Appellee filed bill of complaint seeking to enjoin the enforcement of a zoning ordinance as to certain described property.

Appellee filed motion to dismiss and motion for compulsory amendment in two particulars and for reasons stated as follows:

1. "To amend the bill of complaint so as to show the date upon which the plaintiff acquired the property involved in this cause, on the following grounds:

"(a) That the defendant is entitled to know at what *147 time the plaintiff acquired the property described in the bill of complaint so as to prepare its answer to said bill.

"(b) So as to show whether or not the plaintiff acquired its property at a time when the plaintiff had actual or constructive knowledge of the restrictive measures of the defendant's zoning ordinance complained of in said bill.

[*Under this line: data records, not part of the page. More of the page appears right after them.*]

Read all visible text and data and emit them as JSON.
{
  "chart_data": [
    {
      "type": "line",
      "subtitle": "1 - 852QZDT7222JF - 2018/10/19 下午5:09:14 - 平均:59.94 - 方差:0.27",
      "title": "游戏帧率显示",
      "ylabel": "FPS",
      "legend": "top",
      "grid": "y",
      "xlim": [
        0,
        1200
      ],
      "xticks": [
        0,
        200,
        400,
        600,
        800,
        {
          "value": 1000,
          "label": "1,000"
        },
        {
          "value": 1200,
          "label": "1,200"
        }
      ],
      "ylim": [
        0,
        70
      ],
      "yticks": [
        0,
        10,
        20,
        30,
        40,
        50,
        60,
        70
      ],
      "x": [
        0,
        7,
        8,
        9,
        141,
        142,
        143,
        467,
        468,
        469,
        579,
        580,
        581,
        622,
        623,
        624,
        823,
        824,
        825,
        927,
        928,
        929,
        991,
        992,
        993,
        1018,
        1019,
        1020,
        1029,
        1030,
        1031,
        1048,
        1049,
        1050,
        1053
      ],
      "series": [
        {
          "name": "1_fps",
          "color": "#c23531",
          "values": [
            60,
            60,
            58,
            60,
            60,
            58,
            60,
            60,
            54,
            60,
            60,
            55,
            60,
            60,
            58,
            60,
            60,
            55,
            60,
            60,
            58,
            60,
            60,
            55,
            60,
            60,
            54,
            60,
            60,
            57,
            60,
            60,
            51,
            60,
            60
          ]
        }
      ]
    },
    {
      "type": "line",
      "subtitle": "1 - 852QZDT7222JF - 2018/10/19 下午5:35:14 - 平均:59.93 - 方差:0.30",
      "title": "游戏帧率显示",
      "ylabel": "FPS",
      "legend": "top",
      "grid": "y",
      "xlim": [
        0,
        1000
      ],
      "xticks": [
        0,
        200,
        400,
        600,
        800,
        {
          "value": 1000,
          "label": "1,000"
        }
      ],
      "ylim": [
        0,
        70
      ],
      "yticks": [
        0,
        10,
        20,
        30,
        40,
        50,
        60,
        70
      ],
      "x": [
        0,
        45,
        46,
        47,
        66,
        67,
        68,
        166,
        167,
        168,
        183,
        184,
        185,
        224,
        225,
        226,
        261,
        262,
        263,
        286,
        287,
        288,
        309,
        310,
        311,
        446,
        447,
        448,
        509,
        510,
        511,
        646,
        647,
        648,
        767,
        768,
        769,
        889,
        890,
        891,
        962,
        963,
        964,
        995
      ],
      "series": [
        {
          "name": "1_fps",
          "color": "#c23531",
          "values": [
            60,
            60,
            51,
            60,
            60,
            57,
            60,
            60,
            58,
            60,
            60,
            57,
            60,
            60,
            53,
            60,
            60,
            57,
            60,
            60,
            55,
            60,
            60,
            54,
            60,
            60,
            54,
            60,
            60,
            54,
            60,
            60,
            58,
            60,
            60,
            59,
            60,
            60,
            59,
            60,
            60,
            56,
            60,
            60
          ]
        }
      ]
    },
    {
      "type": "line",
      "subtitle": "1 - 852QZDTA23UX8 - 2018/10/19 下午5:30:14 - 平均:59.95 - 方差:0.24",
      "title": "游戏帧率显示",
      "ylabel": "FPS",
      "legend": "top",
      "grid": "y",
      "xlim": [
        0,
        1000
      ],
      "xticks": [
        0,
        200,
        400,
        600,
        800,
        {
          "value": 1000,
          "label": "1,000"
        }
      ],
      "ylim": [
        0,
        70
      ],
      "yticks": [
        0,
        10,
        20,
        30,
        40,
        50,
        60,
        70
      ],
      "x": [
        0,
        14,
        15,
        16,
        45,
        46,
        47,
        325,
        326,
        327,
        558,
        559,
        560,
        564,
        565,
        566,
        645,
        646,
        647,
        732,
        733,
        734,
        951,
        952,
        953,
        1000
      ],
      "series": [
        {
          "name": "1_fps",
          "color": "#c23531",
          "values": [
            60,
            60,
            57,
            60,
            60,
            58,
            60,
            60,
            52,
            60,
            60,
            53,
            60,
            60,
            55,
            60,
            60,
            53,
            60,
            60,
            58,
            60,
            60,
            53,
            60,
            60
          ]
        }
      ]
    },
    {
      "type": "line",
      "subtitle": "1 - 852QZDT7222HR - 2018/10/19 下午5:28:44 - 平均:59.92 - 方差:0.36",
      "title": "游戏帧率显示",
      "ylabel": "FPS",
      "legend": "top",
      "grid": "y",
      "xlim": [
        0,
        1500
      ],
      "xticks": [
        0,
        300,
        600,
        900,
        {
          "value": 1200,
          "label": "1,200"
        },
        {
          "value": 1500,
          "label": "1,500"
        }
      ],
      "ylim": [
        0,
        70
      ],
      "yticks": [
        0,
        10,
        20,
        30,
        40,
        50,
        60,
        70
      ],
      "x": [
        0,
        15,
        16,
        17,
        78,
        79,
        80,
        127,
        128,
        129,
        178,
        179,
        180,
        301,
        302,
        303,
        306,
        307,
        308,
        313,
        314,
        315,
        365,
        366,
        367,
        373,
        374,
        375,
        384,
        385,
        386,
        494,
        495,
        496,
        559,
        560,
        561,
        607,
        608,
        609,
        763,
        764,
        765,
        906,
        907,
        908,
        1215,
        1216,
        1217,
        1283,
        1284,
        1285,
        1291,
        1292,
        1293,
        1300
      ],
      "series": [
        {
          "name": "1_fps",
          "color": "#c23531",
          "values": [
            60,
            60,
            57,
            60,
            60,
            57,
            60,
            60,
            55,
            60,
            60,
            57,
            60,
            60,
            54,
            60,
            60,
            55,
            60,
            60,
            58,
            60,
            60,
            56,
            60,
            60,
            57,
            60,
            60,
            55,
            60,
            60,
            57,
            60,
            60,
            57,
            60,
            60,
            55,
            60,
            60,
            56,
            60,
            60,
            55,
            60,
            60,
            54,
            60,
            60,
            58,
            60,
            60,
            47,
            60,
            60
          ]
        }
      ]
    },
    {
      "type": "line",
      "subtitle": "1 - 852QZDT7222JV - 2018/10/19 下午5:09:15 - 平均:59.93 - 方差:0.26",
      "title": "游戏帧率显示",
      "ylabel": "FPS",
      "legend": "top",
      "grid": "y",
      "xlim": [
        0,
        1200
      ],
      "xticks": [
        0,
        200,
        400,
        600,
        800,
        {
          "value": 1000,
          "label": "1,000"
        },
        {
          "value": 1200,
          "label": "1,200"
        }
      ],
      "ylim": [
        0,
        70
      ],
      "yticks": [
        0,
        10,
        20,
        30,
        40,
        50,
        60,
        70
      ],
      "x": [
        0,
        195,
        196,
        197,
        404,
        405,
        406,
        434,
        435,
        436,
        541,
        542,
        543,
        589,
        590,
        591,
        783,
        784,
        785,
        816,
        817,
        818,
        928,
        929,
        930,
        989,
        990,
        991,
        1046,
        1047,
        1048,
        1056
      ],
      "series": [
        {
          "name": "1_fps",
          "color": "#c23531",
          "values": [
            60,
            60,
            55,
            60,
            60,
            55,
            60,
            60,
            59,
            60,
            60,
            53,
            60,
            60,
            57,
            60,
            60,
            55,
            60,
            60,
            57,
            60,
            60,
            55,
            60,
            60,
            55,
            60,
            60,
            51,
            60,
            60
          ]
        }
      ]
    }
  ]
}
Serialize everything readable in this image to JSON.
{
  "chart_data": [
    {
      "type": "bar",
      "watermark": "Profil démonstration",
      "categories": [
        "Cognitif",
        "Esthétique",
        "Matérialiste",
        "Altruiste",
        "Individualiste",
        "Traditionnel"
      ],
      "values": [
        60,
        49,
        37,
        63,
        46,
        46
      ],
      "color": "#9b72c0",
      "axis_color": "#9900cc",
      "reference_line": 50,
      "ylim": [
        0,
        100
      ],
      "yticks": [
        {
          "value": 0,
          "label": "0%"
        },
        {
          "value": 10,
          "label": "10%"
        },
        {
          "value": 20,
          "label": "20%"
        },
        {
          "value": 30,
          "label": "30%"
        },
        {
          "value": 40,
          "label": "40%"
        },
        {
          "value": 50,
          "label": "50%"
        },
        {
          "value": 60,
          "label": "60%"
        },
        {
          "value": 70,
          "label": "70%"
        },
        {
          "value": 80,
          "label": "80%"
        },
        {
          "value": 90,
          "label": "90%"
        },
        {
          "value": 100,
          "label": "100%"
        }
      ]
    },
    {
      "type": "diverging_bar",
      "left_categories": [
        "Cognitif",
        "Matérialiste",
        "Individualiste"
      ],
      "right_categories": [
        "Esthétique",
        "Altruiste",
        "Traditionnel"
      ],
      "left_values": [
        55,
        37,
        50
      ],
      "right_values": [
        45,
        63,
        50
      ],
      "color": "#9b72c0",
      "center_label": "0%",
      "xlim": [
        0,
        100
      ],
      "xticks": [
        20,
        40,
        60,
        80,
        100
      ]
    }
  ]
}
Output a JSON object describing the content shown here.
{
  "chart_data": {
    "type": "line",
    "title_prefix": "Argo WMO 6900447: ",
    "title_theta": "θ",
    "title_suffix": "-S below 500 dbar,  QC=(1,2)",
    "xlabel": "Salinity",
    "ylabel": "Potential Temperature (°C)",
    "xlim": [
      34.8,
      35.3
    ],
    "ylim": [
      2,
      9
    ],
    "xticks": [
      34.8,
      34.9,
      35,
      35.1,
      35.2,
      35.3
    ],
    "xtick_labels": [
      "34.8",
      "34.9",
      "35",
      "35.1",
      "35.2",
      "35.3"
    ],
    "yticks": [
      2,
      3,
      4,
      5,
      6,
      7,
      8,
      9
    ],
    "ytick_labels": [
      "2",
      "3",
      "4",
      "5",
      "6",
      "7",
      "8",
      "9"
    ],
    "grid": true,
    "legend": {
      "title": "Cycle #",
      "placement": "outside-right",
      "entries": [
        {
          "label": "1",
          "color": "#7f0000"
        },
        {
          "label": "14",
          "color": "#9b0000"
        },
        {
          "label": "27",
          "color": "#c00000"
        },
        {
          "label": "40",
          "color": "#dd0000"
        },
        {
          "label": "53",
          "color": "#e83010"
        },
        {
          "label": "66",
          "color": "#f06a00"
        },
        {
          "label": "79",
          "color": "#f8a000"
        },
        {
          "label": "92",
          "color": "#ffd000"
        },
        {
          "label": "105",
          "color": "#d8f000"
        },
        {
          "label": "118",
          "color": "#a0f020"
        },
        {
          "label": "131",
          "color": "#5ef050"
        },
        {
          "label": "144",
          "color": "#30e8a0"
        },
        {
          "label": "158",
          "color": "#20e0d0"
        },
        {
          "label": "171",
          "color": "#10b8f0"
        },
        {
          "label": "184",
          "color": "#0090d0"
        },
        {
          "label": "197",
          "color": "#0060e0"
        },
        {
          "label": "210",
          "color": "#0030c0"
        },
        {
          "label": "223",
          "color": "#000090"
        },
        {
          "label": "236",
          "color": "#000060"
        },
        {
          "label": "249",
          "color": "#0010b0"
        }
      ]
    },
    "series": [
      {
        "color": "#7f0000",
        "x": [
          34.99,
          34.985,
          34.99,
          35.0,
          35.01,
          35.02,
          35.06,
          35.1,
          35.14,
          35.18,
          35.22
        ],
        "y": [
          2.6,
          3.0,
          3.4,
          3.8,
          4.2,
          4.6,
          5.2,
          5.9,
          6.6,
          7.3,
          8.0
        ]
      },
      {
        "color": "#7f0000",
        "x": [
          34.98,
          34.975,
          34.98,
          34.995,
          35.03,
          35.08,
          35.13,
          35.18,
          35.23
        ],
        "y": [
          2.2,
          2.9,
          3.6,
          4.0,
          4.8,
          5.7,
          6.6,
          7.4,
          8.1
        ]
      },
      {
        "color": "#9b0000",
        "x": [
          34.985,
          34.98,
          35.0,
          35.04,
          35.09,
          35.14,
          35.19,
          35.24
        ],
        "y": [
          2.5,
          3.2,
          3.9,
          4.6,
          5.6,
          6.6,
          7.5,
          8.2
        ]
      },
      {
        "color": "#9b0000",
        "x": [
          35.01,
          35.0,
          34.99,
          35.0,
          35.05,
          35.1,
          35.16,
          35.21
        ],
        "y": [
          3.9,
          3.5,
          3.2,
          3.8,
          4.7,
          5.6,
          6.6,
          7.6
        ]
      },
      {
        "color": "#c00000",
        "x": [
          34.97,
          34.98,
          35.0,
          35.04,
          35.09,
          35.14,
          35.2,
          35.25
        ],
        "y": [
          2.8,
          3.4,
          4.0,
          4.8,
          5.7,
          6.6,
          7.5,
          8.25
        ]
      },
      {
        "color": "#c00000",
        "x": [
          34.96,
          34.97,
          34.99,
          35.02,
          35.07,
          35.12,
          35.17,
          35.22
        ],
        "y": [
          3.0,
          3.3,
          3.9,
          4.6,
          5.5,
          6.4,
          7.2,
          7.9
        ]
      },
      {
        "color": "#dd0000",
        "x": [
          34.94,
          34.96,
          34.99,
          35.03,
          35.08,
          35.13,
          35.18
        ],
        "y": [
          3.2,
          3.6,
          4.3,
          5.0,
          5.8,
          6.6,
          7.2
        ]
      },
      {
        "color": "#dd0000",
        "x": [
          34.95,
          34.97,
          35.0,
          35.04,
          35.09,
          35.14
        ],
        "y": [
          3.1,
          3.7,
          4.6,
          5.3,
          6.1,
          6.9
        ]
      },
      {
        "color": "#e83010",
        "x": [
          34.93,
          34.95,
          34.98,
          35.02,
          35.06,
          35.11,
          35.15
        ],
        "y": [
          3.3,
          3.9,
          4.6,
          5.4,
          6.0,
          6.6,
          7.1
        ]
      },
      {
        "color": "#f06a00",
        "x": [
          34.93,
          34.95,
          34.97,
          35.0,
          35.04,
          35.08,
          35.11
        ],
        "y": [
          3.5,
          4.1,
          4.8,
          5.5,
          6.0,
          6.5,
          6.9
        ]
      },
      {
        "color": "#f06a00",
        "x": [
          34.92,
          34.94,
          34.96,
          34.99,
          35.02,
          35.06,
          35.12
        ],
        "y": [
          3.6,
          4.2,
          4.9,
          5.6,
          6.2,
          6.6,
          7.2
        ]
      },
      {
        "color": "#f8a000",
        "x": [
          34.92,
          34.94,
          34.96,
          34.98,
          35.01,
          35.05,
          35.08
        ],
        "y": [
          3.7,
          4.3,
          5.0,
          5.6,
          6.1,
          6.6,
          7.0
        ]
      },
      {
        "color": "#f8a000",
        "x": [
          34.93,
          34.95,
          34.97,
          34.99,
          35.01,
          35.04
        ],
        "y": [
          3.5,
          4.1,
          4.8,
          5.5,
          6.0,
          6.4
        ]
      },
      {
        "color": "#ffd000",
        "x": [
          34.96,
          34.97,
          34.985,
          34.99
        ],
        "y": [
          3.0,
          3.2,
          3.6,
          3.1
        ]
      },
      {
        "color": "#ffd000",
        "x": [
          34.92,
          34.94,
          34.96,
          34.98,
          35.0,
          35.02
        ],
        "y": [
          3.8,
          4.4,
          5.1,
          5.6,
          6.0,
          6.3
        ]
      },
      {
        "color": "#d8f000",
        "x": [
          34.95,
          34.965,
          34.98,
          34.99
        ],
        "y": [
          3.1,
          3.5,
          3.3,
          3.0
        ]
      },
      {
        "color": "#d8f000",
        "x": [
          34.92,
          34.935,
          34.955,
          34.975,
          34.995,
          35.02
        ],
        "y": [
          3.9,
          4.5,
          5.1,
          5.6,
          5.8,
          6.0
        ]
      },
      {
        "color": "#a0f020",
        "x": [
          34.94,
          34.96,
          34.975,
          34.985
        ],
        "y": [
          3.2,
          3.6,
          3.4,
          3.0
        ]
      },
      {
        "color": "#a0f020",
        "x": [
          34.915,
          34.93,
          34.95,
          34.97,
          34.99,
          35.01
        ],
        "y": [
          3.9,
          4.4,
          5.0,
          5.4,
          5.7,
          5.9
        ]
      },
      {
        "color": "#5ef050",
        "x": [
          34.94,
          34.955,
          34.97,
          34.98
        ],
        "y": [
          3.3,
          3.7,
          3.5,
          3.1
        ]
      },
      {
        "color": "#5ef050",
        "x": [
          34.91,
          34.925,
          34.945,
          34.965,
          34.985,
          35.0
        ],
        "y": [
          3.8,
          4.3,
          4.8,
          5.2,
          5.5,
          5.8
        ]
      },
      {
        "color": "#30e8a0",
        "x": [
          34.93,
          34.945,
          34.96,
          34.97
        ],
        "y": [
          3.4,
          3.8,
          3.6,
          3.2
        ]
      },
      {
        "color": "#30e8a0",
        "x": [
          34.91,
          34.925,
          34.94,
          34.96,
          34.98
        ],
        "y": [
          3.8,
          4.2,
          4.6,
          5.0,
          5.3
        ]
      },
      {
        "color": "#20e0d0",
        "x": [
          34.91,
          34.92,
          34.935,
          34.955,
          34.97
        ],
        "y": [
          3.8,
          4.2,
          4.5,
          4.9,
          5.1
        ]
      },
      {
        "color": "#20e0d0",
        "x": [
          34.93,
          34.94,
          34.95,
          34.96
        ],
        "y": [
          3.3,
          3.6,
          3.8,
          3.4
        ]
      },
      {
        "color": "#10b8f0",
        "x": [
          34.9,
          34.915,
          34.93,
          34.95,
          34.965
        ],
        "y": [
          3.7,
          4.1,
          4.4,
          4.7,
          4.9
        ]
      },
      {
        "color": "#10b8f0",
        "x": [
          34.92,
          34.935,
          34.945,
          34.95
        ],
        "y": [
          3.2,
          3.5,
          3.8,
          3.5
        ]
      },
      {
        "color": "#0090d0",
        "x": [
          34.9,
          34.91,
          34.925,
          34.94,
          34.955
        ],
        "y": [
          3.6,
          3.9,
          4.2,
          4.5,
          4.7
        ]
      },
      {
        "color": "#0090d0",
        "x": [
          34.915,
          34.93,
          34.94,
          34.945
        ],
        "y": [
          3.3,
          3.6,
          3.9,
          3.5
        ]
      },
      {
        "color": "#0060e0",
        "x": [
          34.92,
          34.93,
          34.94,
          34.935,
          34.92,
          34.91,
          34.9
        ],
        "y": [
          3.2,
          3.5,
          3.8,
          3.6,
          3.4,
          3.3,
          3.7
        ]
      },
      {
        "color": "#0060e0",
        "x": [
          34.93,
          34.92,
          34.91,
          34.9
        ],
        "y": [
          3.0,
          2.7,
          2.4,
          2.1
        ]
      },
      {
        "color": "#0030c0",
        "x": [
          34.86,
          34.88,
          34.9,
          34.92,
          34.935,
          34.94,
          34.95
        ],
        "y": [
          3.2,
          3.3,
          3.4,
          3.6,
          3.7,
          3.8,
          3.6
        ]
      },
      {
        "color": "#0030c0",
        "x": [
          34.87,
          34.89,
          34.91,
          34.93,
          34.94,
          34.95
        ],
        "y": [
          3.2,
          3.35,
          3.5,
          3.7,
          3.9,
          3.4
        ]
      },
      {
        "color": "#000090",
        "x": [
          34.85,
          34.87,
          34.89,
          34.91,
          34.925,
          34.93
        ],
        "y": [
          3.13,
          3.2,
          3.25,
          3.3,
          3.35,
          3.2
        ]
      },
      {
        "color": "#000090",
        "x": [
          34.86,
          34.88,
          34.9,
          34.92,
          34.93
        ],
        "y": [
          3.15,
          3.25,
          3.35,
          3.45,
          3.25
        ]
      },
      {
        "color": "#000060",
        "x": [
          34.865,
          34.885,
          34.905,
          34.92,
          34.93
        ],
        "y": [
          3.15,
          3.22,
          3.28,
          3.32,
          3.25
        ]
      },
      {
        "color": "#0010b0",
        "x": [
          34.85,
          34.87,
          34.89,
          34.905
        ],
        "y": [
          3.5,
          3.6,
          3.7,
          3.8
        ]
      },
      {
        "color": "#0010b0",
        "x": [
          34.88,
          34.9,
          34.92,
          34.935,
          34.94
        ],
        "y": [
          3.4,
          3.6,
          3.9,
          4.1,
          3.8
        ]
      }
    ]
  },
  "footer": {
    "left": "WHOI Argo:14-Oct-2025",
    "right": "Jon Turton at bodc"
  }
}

"2. By attaching to said bill of complaint copies of the deeds by which the plaintiff acquired title to said properties described in the bill of complaint, upon the following grounds:

"(a) That the court and the defendant are entitled to have the said deeds before them in consideration of this cause.

"(b) Upon the grounds that the said deeds, as a matter of law, would show whether or not plaintiff took title to the property subject to the restrictions of the defendant's zoning ordinance.

"(c) Upon the grounds that in order to enable the defendant to properly plead in this matter, the deeds conveying the property involved in this cause should be made a part of the record in the bill of complaint so as to show to the defendant under what conditions and to what period of time the plaintiff took title to the property involved in this cause."

The bill of complaint was not without equity and, therefore, motion to dismiss was properly denied.

We find no merit in the contention that the chancellor committed error in denying motion to require compulsory amendment.

Complainant is not required to plead his evidence. Nor is a purchaser of property affected by a zoning ordinance precluded to challenge the validity of the ordinance. *148

The entire record discloses no reversible error. So the challenged order is affirmed.

So ordered.

Affirmed. BROWN, C. J., WHITFIELD, TERRELL and BUFORD, J. J., concur.